Total construction output in the first three quarters of 2006 was valued at £60.2bn, in 2000 prices, 1% higher than in the first nine months of 2005. But which sectors are likely to record the strongest outturns in 2006?

It will be highly surprising if the commercial sector fails to be at the forefront of growth. Up by 11% in the first three quarters of 2006, double-digit growth in the year as a whole is almost a given. The commercial sector continued to benefit from the recovery in the offices market and the rise in the use of PFI/PPP procurement to deliver health and education facilities. Industrial sector output was equally strong in the first three quarters of 2006, as construction activity increased in factories and warehousing.

On the whole, 2006 is unlikely to be a good year for public sector construction, with public non-residential output down 4% in the first nine months of the year. Public non-residential R&M and public residential R&M output fell by 5% and 6% respectively over the same period. Public housing is the exception. Its output was 25% higher in the first three quarters of 2006 as the Housing Corporation’s latest affordable homes programme began to yield output.

New work orders suggest output’s tentative recovery could strengthen this year.
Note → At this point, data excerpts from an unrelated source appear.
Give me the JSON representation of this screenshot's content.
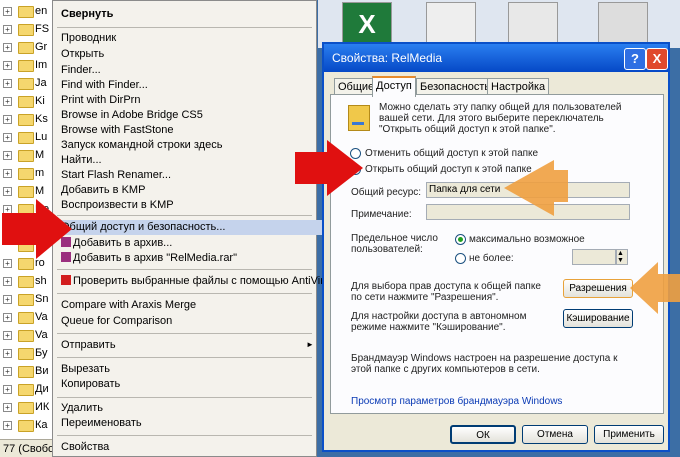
{
  "tree": {
    "rows": [
      {
        "label": "en",
        "expand": "+"
      },
      {
        "label": "FS",
        "expand": "+"
      },
      {
        "label": "Gr",
        "expand": "+"
      },
      {
        "label": "Im",
        "expand": "+"
      },
      {
        "label": "Ja",
        "expand": "+"
      },
      {
        "label": "Ki",
        "expand": "+"
      },
      {
        "label": "Ks",
        "expand": "+"
      },
      {
        "label": "Lu",
        "expand": "+"
      },
      {
        "label": "M",
        "expand": "+"
      },
      {
        "label": "m",
        "expand": "+"
      },
      {
        "label": "M",
        "expand": "+"
      },
      {
        "label": "Re",
        "expand": "+"
      },
      {
        "label": "Re",
        "expand": "-"
      },
      {
        "label": "",
        "expand": ""
      },
      {
        "label": "ro",
        "expand": "+"
      },
      {
        "label": "sh",
        "expand": "+"
      },
      {
        "label": "Sn",
        "expand": "+"
      },
      {
        "label": "Va",
        "expand": "+"
      },
      {
        "label": "Va",
        "expand": "+"
      },
      {
        "label": "Бу",
        "expand": "+"
      },
      {
        "label": "Ви",
        "expand": "+"
      },
      {
        "label": "Ди",
        "expand": "+"
      },
      {
        "label": "ИК",
        "expand": "+"
      },
      {
        "label": "Ка",
        "expand": "+"
      }
    ],
    "status": "77 (Свобо"
  },
  "context_menu": {
    "items": [
      "Свернуть",
      "Проводник",
      "Открыть",
      "Finder...",
      "Find with Finder...",
      "Print with DirPrn",
      "Browse in Adobe Bridge CS5",
      "Browse with FastStone",
      "Запуск командной строки здесь",
      "Найти...",
      "Start Flash Renamer...",
      "Добавить в KMP",
      "Воспроизвести в KMP",
      "Общий доступ и безопасность...",
      "Добавить в архив...",
      "Добавить в архив \"RelMedia.rar\"",
      "Проверить выбранные файлы с помощью AntiVir",
      "Compare with Araxis Merge",
      "Queue for Comparison",
      "Отправить",
      "Вырезать",
      "Копировать",
      "Удалить",
      "Переименовать",
      "Свойства"
    ]
  },
  "dialog": {
    "title": "Свойства: RelMedia",
    "help": "?",
    "close": "X",
    "tabs": [
      "Общие",
      "Доступ",
      "Безопасность",
      "Настройка"
    ],
    "info_line1": "Можно сделать эту папку общей для пользователей",
    "info_line2": "вашей сети. Для этого выберите переключатель",
    "info_line3": "\"Открыть общий доступ к этой папке\".",
    "radio_disable": "Отменить общий доступ к этой папке",
    "radio_enable": "Открыть общий доступ к этой папке",
    "share_label": "Общий ресурс:",
    "share_value": "Папка для сети",
    "comment_label": "Примечание:",
    "comment_value": "",
    "limit_label1": "Предельное число",
    "limit_label2": "пользователей:",
    "limit_max": "максимально возможное",
    "limit_no_more": "не более:",
    "perm_text1": "Для выбора прав доступа к общей папке",
    "perm_text2": "по сети нажмите \"Разрешения\".",
    "perm_button": "Разрешения",
    "cache_text1": "Для настройки доступа в автономном",
    "cache_text2": "режиме нажмите \"Кэширование\".",
    "cache_button": "Кэширование",
    "firewall_text1": "Брандмауэр Windows настроен на разрешение доступа к",
    "firewall_text2": "этой папке с других компьютеров в сети.",
    "firewall_link": "Просмотр параметров брандмауэра Windows",
    "ok": "ОК",
    "cancel": "Отмена",
    "apply": "Применить"
  },
  "colors": {
    "red_arrow": "#e01010",
    "orange_arrow": "#f0a040",
    "highlight": "#c5d3ec"
  }
}
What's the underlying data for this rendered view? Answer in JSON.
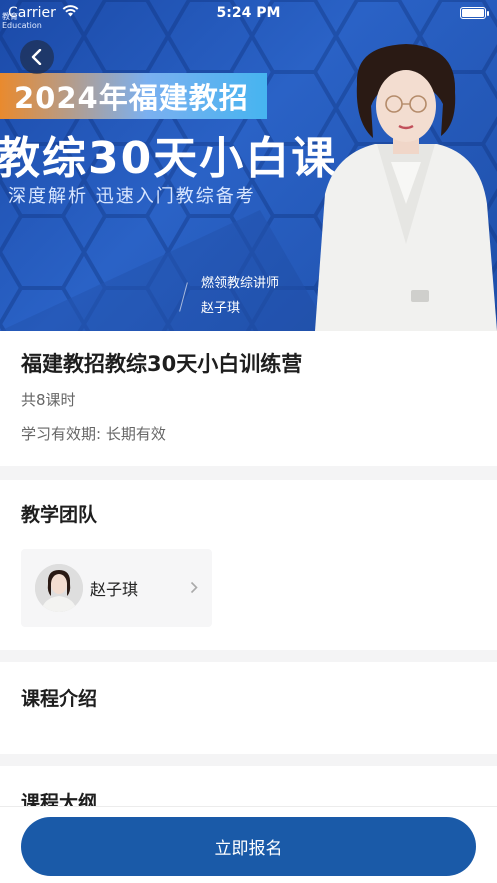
{
  "status_bar": {
    "carrier": "Carrier",
    "time": "5:24 PM"
  },
  "banner": {
    "brand": "教育\nEducation",
    "tag_title": "2024年福建教招",
    "big_title": "教综30天小白课",
    "subtitle": "深度解析 迅速入门教综备考",
    "teacher_role": "燃领教综讲师",
    "teacher_name": "赵子琪"
  },
  "course": {
    "title": "福建教招教综30天小白训练营",
    "lessons": "共8课时",
    "validity": "学习有效期: 长期有效"
  },
  "team": {
    "title": "教学团队",
    "teachers": [
      {
        "name": "赵子琪"
      }
    ]
  },
  "intro": {
    "title": "课程介绍"
  },
  "outline": {
    "title": "课程大纲"
  },
  "footer": {
    "enroll_label": "立即报名"
  },
  "colors": {
    "primary": "#1a5aa8",
    "banner_blue": "#2a62c6",
    "page_bg": "#f4f4f5"
  },
  "icons": [
    "back-arrow-icon",
    "wifi-icon",
    "battery-icon",
    "chevron-right-icon"
  ]
}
Orders were 8% higher in the first nine months of the year, as a 44% leap in commercial orders offset declines of 29% in infrastructure and 11% in public non-housing. Industrial orders climbed by 12% and public housing orders by 42%. In contrast, private housing orders slipped 6% to £6.2bn, in 2000 prices.

02 Public vs private

The chart clearly shows that weakness in repairs and maintenance (R&M) output continued to be a feature in the first nine months of 2006, both on the public and private sides. Public sector new work output, incorporating the public residential and public non-residential sectors, was up 2% on the first nine months of 2005. At 7%, the rise in private sector new work output was stronger. Private sector new work output includes commercial, private housing and industrial output. On the R&M side, public output was down 6% and private output down 2%.

03 Regional new work output

All new work output in the third quarter of 2006 exceeded previous valuations from the third quarter of 2005, excluding BRK and the South-west. These two regions had a year-on-year decline of 4% and 2% respectively. The greatest growth was in London, which saw an increase of 20%. The North-west was close behind with a rise of 18%. The remaining regions recorded increases of 3% to 11%.

04 Regional R&M output

As with new work output, R&M output saw London having the greatest increase with growth of 16% in 3Q06 from 3Q05. Wales and Scotland also recorded double-digit increases in output, both 14%. Five regions saw declines in R&M output; this included the North-west, which saw negative growth of –7%, the biggest fall across all regions.

05 Regional new work orders

While the South-west saw 3Q06 growth of 47% from Q305, KNT incurred a 30% drop in new orders. These vast differences show the significant fluctuations that can occur. Five regions saw increases in year-on-year orders and the remaining seven experienced declines. Yorkshire & Humber recorded strong growth of 41% and London saw a 21% increase in new work orders.